How important was the ancient Egyptian afterlife?
Here's two signs that they took it rather seriously.
1. Massive amounts of manpower, economy and time were spent on building pyramids that loomed larger than life on the Egyptian landscape, when essentially they were gigantic tombs.
2. Mummification was an elaborate and costly procedure that was far more involved than today's comparatively simple funerals.
So why did the Egyptians go to so much trouble when someone died?
What was it that they were preparing for?
Let's explore what the Egyptians believed happened after death.
The ancient Egyptians believed in the body having a Ka, or spirit and after death the body would be reunited with the Ka. But only with the right procedures and spells in place.
After death the deceased faces a panel of judges where they will account for their time on earth.
He is then led by Anubis, the jackal-faced god, to the scales where his heart will be weighed against the feather of Maat, the Goddess of Truth and Justice. This is perhaps the most important trial in the deceased journey and is well documented in illustrations in Ancient texts.
If the heart outweighs the feather it is heavy with the evil doings of the deceased. This outcome is not a good one and the heart of the deceased will be devoured in the jaws of Amuut and he will face an eternity of oblivion.
If the heart does not outweigh the feather, the deceased will be able to pass through to Osiris. Illustrations on funerary scenes show that an Ibis-headed god, Thoth, is recording the results.
It is Horus that leads the deceased through to Osiris. Osiris waits with Isis and Nephthys and greets the deceased into the afterlife.
The deceased would now continue to live in the afterworld as they did in life. Their possessions would make the journey too, which is why the tombs were full of items important too the individual.

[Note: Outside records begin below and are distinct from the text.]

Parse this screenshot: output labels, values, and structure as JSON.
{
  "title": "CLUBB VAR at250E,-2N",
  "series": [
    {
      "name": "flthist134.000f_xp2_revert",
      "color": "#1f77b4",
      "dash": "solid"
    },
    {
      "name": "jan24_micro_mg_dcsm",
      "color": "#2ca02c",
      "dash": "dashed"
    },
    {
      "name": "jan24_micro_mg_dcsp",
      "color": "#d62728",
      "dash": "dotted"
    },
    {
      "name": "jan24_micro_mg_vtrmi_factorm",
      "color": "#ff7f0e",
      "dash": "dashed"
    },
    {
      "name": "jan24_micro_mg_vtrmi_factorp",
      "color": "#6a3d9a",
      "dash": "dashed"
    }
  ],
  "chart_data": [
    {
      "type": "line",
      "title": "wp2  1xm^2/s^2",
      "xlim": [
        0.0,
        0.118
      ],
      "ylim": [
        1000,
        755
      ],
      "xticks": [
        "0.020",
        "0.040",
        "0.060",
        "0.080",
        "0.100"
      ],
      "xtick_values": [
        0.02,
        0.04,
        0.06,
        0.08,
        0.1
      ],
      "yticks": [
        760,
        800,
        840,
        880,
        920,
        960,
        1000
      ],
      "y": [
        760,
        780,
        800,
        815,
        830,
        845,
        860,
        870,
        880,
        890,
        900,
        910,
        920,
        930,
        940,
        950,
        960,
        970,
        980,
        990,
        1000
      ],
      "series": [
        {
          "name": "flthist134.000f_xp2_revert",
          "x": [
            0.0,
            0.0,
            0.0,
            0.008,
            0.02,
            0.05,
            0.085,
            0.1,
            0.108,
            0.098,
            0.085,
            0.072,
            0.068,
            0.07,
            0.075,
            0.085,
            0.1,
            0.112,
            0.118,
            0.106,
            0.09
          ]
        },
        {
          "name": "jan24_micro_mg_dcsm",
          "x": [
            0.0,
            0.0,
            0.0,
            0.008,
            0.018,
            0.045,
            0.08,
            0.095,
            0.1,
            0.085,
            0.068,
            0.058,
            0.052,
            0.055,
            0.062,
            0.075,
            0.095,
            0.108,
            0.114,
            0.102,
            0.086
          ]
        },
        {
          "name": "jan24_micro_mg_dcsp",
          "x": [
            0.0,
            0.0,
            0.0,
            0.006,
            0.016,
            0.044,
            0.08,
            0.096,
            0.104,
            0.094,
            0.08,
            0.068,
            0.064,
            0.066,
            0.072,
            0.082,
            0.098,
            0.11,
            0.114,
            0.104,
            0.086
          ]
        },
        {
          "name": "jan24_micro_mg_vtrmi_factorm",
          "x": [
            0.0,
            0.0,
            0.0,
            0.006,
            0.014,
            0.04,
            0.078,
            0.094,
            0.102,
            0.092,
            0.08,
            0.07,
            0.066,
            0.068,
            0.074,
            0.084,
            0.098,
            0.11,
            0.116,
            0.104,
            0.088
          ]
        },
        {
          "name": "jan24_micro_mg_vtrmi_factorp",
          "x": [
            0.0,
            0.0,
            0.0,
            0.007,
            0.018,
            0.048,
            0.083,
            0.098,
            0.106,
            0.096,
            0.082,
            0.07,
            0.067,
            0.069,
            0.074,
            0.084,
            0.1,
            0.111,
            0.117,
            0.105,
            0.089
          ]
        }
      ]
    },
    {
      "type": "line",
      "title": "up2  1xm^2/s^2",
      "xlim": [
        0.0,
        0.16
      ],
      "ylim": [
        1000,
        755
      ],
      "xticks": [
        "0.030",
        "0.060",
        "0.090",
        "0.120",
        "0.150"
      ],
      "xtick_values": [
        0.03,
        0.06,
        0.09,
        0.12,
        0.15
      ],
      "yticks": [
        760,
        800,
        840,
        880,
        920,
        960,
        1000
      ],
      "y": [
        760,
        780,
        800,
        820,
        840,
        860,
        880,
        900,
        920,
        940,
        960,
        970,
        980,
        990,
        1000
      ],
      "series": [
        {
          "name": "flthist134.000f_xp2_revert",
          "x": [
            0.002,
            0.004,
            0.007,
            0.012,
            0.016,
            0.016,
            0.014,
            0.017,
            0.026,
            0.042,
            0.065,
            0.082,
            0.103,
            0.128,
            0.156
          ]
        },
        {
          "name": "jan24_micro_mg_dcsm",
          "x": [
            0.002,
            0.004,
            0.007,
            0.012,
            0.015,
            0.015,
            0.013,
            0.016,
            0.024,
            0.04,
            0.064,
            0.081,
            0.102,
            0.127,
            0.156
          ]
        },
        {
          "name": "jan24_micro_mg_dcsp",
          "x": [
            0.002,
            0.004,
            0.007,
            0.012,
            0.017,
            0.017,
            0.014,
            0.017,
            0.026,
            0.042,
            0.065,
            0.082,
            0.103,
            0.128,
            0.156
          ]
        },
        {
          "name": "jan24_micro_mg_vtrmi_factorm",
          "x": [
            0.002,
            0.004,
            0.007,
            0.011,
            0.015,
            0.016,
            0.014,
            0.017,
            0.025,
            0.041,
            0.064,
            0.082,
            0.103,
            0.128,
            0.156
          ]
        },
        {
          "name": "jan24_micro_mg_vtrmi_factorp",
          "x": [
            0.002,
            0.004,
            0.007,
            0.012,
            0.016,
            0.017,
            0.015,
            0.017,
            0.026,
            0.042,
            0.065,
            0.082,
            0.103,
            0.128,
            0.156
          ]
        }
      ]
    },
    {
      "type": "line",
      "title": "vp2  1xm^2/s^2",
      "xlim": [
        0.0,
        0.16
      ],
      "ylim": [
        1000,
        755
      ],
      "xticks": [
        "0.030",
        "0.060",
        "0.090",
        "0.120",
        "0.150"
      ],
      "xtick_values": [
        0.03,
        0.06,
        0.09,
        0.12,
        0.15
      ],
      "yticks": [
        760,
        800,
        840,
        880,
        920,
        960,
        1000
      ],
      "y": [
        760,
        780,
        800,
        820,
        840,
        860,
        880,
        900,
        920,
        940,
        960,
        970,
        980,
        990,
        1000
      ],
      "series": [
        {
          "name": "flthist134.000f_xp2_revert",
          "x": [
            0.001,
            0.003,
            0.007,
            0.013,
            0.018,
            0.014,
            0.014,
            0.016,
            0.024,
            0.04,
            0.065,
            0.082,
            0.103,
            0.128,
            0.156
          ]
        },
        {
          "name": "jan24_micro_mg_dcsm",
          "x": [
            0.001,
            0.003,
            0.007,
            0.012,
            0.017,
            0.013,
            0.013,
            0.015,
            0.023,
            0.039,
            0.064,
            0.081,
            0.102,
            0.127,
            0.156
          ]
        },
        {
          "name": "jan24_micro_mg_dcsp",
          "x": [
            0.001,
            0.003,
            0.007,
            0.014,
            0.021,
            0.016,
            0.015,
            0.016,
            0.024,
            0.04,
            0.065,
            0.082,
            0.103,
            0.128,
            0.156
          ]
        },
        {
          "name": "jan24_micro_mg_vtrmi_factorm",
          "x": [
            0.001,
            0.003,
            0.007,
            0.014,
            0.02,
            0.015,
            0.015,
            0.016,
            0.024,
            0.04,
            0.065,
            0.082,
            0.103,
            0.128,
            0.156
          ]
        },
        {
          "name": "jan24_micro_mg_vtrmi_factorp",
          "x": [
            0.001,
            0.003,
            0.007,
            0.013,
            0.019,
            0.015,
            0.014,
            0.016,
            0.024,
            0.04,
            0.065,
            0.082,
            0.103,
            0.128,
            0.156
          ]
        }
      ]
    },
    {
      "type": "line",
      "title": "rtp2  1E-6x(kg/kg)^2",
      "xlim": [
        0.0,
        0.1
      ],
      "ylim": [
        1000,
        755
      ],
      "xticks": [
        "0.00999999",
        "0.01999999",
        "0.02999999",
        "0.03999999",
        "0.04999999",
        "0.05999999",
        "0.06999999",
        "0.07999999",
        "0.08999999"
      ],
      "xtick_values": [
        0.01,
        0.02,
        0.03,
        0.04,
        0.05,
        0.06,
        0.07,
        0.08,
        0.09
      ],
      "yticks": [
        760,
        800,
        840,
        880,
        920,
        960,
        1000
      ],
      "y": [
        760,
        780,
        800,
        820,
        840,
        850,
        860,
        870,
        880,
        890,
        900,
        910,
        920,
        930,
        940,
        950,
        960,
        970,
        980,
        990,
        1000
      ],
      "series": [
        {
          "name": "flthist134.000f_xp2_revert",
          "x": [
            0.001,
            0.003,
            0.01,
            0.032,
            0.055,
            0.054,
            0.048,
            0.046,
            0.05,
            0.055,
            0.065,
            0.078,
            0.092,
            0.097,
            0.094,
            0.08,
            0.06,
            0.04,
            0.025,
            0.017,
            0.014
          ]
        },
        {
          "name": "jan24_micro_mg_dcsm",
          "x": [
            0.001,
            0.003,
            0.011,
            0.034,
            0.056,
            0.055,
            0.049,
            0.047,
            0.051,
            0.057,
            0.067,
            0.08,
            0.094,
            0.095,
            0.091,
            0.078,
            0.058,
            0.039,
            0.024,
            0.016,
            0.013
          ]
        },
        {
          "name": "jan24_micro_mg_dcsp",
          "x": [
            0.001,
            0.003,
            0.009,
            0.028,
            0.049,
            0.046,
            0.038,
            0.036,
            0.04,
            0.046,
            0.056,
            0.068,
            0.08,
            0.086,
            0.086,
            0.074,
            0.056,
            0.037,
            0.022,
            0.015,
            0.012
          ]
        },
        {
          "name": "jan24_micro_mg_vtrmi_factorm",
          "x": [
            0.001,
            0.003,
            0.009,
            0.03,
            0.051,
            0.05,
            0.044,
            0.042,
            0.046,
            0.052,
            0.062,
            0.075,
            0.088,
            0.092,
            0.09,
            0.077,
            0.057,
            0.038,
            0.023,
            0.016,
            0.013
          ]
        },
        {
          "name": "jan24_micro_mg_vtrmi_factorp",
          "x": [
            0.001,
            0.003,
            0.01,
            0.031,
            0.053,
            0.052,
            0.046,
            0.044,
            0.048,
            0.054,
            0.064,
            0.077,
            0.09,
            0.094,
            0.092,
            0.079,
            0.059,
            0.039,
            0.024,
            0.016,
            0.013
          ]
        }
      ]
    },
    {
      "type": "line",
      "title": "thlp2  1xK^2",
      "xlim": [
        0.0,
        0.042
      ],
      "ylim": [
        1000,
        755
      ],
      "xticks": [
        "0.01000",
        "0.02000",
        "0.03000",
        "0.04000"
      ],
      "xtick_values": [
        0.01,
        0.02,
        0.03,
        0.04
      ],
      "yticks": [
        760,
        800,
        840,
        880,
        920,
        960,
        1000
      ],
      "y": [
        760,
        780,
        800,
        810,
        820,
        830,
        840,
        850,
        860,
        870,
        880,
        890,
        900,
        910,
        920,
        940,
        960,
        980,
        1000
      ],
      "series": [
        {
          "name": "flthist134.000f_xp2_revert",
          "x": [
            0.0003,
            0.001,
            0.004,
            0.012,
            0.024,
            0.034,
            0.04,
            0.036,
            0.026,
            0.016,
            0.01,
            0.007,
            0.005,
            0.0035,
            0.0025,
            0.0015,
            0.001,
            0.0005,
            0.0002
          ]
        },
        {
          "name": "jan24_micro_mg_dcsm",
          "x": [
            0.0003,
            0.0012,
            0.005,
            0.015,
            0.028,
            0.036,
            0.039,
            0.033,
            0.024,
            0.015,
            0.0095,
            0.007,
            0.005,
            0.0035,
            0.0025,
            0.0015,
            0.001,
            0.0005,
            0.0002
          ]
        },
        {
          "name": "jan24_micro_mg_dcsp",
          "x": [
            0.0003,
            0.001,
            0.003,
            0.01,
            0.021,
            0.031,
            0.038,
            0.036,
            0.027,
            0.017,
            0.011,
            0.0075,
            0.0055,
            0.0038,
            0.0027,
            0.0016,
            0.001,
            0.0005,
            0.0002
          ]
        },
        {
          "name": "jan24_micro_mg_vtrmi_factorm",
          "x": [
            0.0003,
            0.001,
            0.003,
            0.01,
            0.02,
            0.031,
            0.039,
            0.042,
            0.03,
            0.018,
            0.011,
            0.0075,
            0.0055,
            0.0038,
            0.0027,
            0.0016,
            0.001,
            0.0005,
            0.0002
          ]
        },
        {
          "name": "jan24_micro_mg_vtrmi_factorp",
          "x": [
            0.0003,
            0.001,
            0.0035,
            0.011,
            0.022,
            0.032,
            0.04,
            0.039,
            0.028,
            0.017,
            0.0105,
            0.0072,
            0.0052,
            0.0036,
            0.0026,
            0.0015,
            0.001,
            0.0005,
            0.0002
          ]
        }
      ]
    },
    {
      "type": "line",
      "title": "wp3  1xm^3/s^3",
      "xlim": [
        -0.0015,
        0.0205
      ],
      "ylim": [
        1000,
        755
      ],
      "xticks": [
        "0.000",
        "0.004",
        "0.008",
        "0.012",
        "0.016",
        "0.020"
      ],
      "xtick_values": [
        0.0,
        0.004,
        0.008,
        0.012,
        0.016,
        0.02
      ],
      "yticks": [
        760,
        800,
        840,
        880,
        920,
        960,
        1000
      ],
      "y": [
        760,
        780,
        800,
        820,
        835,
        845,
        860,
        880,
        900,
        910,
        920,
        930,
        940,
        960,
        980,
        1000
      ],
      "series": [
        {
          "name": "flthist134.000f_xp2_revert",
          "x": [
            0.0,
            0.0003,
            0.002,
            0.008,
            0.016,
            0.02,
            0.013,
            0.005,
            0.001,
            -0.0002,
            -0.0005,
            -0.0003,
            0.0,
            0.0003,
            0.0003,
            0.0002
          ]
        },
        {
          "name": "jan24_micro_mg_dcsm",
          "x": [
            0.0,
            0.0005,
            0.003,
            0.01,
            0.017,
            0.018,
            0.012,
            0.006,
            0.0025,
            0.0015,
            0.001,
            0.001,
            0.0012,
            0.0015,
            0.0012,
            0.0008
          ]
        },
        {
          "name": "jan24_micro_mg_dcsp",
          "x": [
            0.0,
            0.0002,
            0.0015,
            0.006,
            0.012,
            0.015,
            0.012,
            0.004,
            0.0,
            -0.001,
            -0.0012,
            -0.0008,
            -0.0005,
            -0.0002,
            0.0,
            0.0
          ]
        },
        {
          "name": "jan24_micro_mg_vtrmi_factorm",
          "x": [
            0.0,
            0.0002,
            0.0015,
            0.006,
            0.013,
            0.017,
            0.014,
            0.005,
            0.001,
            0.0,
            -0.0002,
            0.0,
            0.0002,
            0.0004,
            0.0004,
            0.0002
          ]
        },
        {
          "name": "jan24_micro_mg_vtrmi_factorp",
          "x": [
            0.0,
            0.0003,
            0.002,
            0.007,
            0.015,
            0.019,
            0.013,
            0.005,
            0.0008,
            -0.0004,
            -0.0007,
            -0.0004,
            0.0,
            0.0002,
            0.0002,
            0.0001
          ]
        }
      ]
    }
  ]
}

Food would be provided to provide nourishment to the deceased.
Spells were needed from the Book of the Dead. These were essential to pass through the many obstacles sent to test the deceased as they transitioned from life to death and then back to life again.
Eventually, they could continue to enjoy life as an invisible spirit moving among the living, but without the pain and hardships of the living world.
It seems that an ancient Egyptian afterlife was something to look forward to.